Weeks ago, I started writing about the mediocrity of contemporary acoustic music. Bands that all sound the same, are using the same gauge of mediocrity by which to measure their “coolness”. I was responding to an article a friend shared online, where the author was sounding off about the complete lack of daring in millennial music. Not only was there no sex, he said, but there was no defiance at all. It was all feel-good, hug your puppy music. I’ve been bothered by the same thing, but as I got thinking about it deeper, I started to wonder whether this was a response by the first generation to grow up in a post-9/11 world. The response that’s come from the verdict in the Trayvon Martin trial has solidified my position on all that.
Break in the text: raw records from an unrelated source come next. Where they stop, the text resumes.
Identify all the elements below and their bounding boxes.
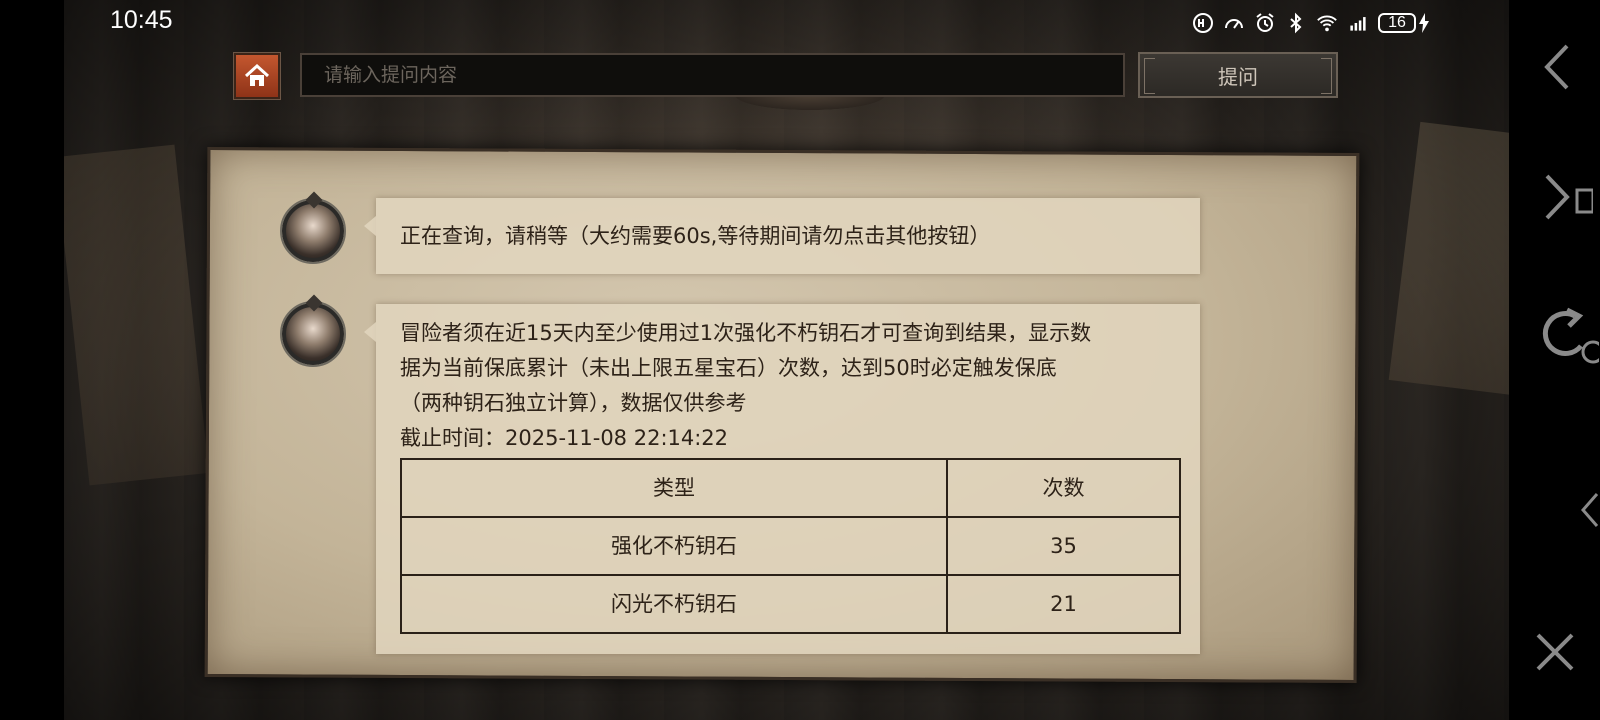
back-icon[interactable] <box>1543 44 1571 90</box>
table-row: 强化不朽钥石 35 <box>400 516 1181 576</box>
result-table: 类型 次数 强化不朽钥石 35 闪光不朽钥石 21 <box>400 458 1181 634</box>
home-icon <box>244 64 270 86</box>
charging-icon <box>1419 13 1429 33</box>
ask-button[interactable]: 提问 <box>1138 52 1338 98</box>
result-text-line: （两种钥石独立计算），数据仅供参考 <box>400 391 747 415</box>
result-text-line: 冒险者须在近15天内至少使用过1次强化不朽钥石才可查询到结果，显示数 <box>400 321 1092 345</box>
home-button[interactable] <box>233 52 281 100</box>
bluetooth-icon <box>1285 12 1307 34</box>
alarm-icon <box>1254 12 1276 34</box>
background-paper-left <box>64 144 209 486</box>
close-icon[interactable] <box>1535 632 1575 672</box>
question-input[interactable] <box>300 53 1125 97</box>
result-text-line: 据为当前保底累计（未出上限五星宝石）次数，达到50时必定触发保底 <box>400 356 1057 380</box>
table-row: 闪光不朽钥石 21 <box>400 574 1181 634</box>
cellular-4g-icon <box>1347 12 1369 34</box>
status-icons: 16 <box>1192 8 1430 38</box>
deadline-time: 截止时间：2025-11-08 22:14:22 <box>400 426 729 450</box>
table-cell-type: 闪光不朽钥石 <box>400 574 948 634</box>
message-bubble-result: 冒险者须在近15天内至少使用过1次强化不朽钥石才可查询到结果，显示数 据为当前保… <box>364 304 1200 654</box>
column-header-count: 次数 <box>946 458 1181 518</box>
background-paper-right <box>1388 121 1509 399</box>
battery-indicator: 16 <box>1378 12 1430 34</box>
refresh-icon[interactable] <box>1537 306 1599 370</box>
speed-icon <box>1223 12 1245 34</box>
message-bubble-waiting: 正在查询，请稍等（大约需要60s,等待期间请勿点击其他按钮） <box>364 198 1200 274</box>
hd-icon <box>1192 12 1214 34</box>
system-nav-panel <box>1509 0 1600 720</box>
table-cell-type: 强化不朽钥石 <box>400 516 948 576</box>
npc-avatar <box>280 198 346 264</box>
table-header-row: 类型 次数 <box>400 458 1181 518</box>
waiting-message-text: 正在查询，请稍等（大约需要60s,等待期间请勿点击其他按钮） <box>400 223 991 248</box>
status-time: 10:45 <box>110 6 173 34</box>
ask-button-label: 提问 <box>1218 64 1258 89</box>
battery-level: 16 <box>1378 13 1416 33</box>
table-cell-count: 35 <box>946 516 1181 576</box>
wifi-icon <box>1316 12 1338 34</box>
collapse-icon[interactable] <box>1579 490 1599 530</box>
left-gutter <box>0 0 64 720</box>
column-header-type: 类型 <box>400 458 948 518</box>
npc-avatar <box>280 301 346 367</box>
forward-icon[interactable] <box>1543 172 1593 222</box>
table-cell-count: 21 <box>946 574 1181 634</box>
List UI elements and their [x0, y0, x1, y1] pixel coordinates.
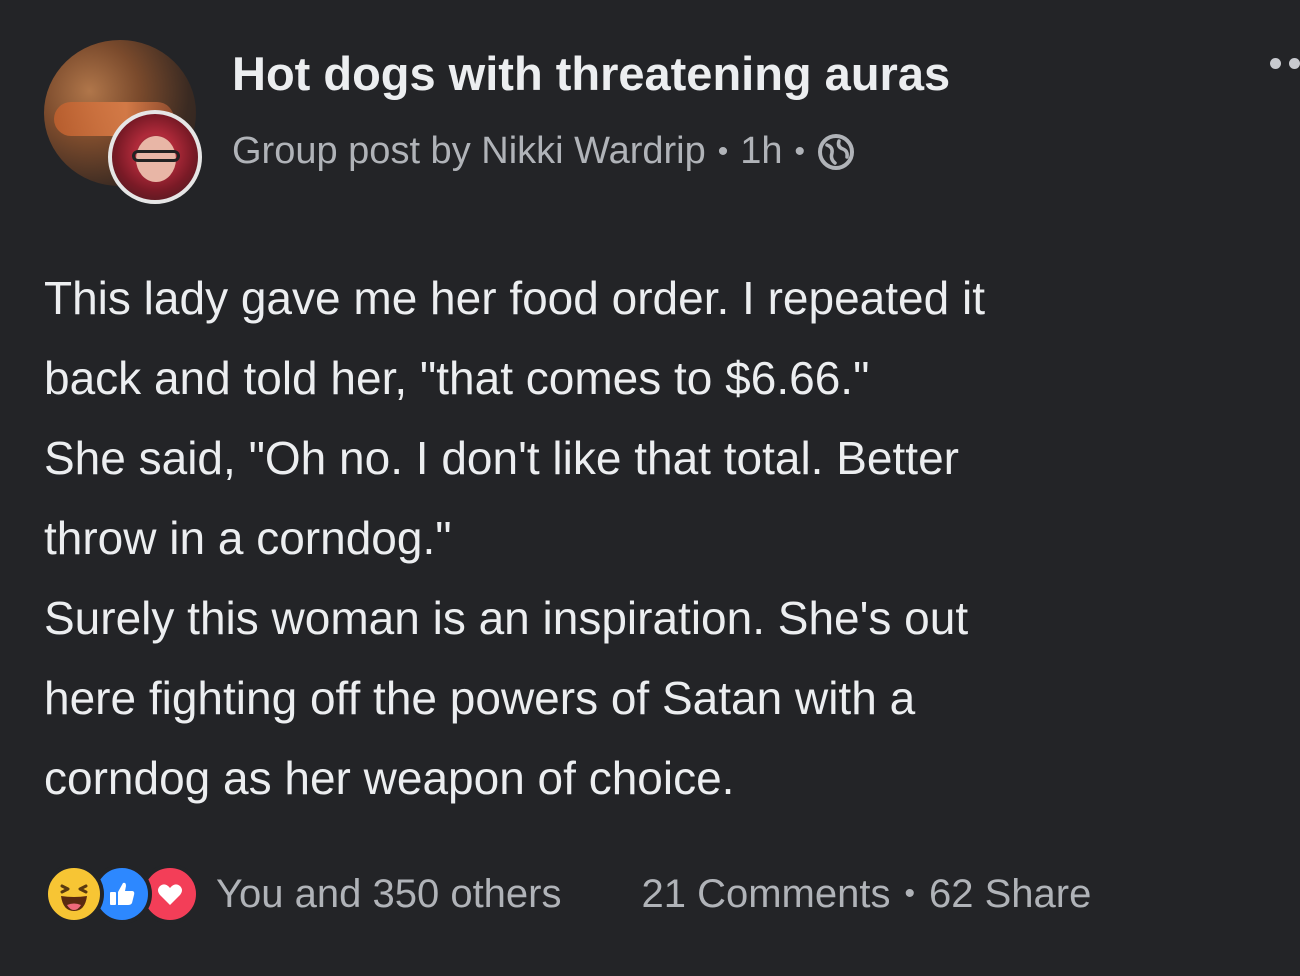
reactions-count[interactable]: You and 350 others	[216, 872, 562, 917]
user-avatar-glasses	[132, 150, 180, 162]
globe-icon	[817, 133, 855, 171]
post-body-line: back and told her, "that comes to $6.66.…	[44, 352, 870, 404]
post-timestamp[interactable]: 1h	[740, 130, 782, 173]
post-body-line: corndog as her weapon of choice.	[44, 752, 735, 804]
post-header: Hot dogs with threatening auras Group po…	[44, 40, 1300, 204]
footer-separator: •	[904, 877, 915, 910]
comments-count[interactable]: 21 Comments	[642, 872, 891, 917]
reactions-summary[interactable]	[44, 864, 200, 924]
post-body-line: throw in a corndog."	[44, 512, 452, 564]
more-options-icon[interactable]	[1270, 58, 1300, 69]
post-meta: Group post by Nikki Wardrip • 1h •	[232, 130, 855, 173]
meta-separator: •	[794, 134, 806, 168]
post-body: This lady gave me her food order. I repe…	[44, 258, 1300, 818]
post-body-line: Surely this woman is an inspiration. She…	[44, 592, 969, 644]
author-link[interactable]: Group post by Nikki Wardrip	[232, 130, 706, 173]
meta-separator: •	[717, 134, 729, 168]
post-body-line: This lady gave me her food order. I repe…	[44, 272, 985, 324]
user-avatar[interactable]	[108, 110, 202, 204]
more-dot	[1289, 58, 1300, 69]
more-dot	[1270, 58, 1281, 69]
shares-count[interactable]: 62 Share	[929, 872, 1091, 917]
haha-reaction-icon	[44, 864, 104, 924]
post-body-line: here fighting off the powers of Satan wi…	[44, 672, 916, 724]
post-footer: You and 350 others 21 Comments • 62 Shar…	[44, 862, 1300, 926]
post-body-line: She said, "Oh no. I don't like that tota…	[44, 432, 959, 484]
group-name-link[interactable]: Hot dogs with threatening auras	[232, 46, 950, 101]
My niece’s generation has learned about the world through threat-level announcements at the airport and news about wars and terrorism and the flailing political response of a traumatized nation trying to pretend it was A-OK. Perhaps, I thought, young folks now need a respite from the violence and danger and uncertainty. Rather than them defying the world in the name of youthful rebellion, maybe it’s more likely that the world is rebelling against their gut-level need for peace and understanding. That the only equal-and-opposite reaction a new generation could possibly have to such extraordinary disappointment and fear is to gather close, hug a puppy, and be just-young for a minute. Maybe the only way to rebel against a world where rebellion from tyranny results in greater tyranny, is to call an end to the whole bullshit loud-and-angry thing, and just love each other.
Every generation thinks the way they did it was the best way. But, maybe spending one’s youth calling out the system-breakers only sets one up for a middle age of divisiveness and ire. Maybe, fueled by puppy-hugging music of their youth, millennials will be able to walk from striving for connection, into leadership years where they can make that connection real through laws and policies. And once they’ve come of age and taken over, just maybe, 50 years from now, when a neighborhood watch volunteer sees a teenager walking home in the rain, his first instinct will be to stop and offer a ride.
Maybe, or maybe not. As far as I can tell, the way youth has historically responded to “what’s wrong” – through their music and culture, and their actions – has indeed led to a better world, but there is still a long way to go. Getting to peace and equality might require some other, newer moves. I, for one, am willing to put aside the blame and accusations, hug a puppy, and strive for a better way.